Las Vegas’ last known D-Day vet dies at 102: Purple Heart recipient Onofrio ‘No-No’ Zicari
Onofrio “No-No” Zicari was Las Vegas’ last known D-Day veteran.
On Friday, the city of Las Vegas announced in a social media post that Zicari has died. He was 102.
A Purple Heart recipient, Zicari, an Army private, was just 21 when he and his fellow soldiers were called upon to storm France’s Normandy coast on D-Day — June 6, 1944 — during World War II.
As part of the Army’s 5th Amphibious Brigade and the fifth wave to descend on Omaha Beach, Zicari suffered shrapnel wounds to one of his knees and a shoulder.
A draftee from Geneva, New York, Zicari was pinned down on the beach by German troops and artillery after being injured.
The medic who cared for his knee was killed roughly an hour later.
Zicari returned to Normandy in 2019 for the 75th commemoration of the battle, and again last year for the 80th commemoration.
Before making the trip in 2024, Zicari told the Las Vegas Review-Journal that “the good Lord is keeping me alive for a reason.”
Zicari’s previous trip in 2019 drew the attention of ABC News’ “World News Tonight,” which followed along as he and other veterans reminisced about the battle and revisited spots still vivid in their memories.
One clip showed Zicari visiting the Normandy American Cemetery and stopping at the final resting place of his friend — Pvt. Donald Simmons — who was killed just as he was about to exit the landing craft and storm ashore at Omaha Beach.
In June 2021, Zicari received the Purple Heart military decoration from the Army. In October of that year, he came to the City Council chambers in Las Vegas to be ceremoniously pinned.
“You are a hero and a star,” then-Mayor Carolyn Goodman said at the time. Several active military personnel and veterans were in attendance that day to congratulate Zicari.
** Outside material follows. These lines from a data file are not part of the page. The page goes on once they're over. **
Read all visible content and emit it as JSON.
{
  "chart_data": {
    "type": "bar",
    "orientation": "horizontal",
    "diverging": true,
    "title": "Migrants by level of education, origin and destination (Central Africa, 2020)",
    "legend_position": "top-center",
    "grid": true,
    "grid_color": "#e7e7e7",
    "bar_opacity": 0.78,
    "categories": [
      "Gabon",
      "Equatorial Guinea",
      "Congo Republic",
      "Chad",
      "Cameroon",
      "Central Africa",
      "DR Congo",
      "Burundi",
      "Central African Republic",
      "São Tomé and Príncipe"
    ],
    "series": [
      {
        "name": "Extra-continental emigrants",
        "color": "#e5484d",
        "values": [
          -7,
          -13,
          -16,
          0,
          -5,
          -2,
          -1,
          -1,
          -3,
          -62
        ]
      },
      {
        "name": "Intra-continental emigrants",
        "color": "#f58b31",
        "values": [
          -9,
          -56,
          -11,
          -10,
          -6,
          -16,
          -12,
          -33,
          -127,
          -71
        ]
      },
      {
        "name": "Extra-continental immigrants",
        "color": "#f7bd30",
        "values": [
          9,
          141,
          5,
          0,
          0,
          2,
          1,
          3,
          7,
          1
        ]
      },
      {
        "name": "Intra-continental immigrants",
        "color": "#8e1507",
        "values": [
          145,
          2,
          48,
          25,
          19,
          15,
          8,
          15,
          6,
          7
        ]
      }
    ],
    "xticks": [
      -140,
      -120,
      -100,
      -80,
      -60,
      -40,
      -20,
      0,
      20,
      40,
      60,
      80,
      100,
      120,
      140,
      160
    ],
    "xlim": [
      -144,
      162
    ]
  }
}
“I never knew I had so many friends,” Zicari joked on Oct. 6, 2021, standing at the podium with Goodman and the rest of the City Council. “I’m just overwhelmed with everybody here, and I wish us all good luck and God bless you.”
Zicari was also named the city’s citizen of the month for October 2021.
A devoted Catholic, Zicari said publicly that his company’s priest helped him get through the ugliness of the war.
“There, I was in a state of grace,” Zicari said in 2019. “I didn’t want to die, but I wasn’t afraid.”
Over the years, he frequently appeared in the Review-Journal.
In one story, he said he wasn’t sure if he would ever get closure from his war memories, like the soldier with fiery red hair who sat on his helmet laughing while holding his guts in with his hands — even as Germans continued to fire in his direction.
He once said he remembered soldiers in the war going without showering and eating and cooking out of helmets. As an Italian-American, he also had a memory that few other vets share: making spaghetti out of burdock, an edible root, for his company.
Zicari also fought in the infamous Battle of the Bulge, a German offensive that began on Dec. 16, 1944.
The city’s post on X on Friday noted that Zicari “leaves a proud legacy of protecting our nation and our freedoms.”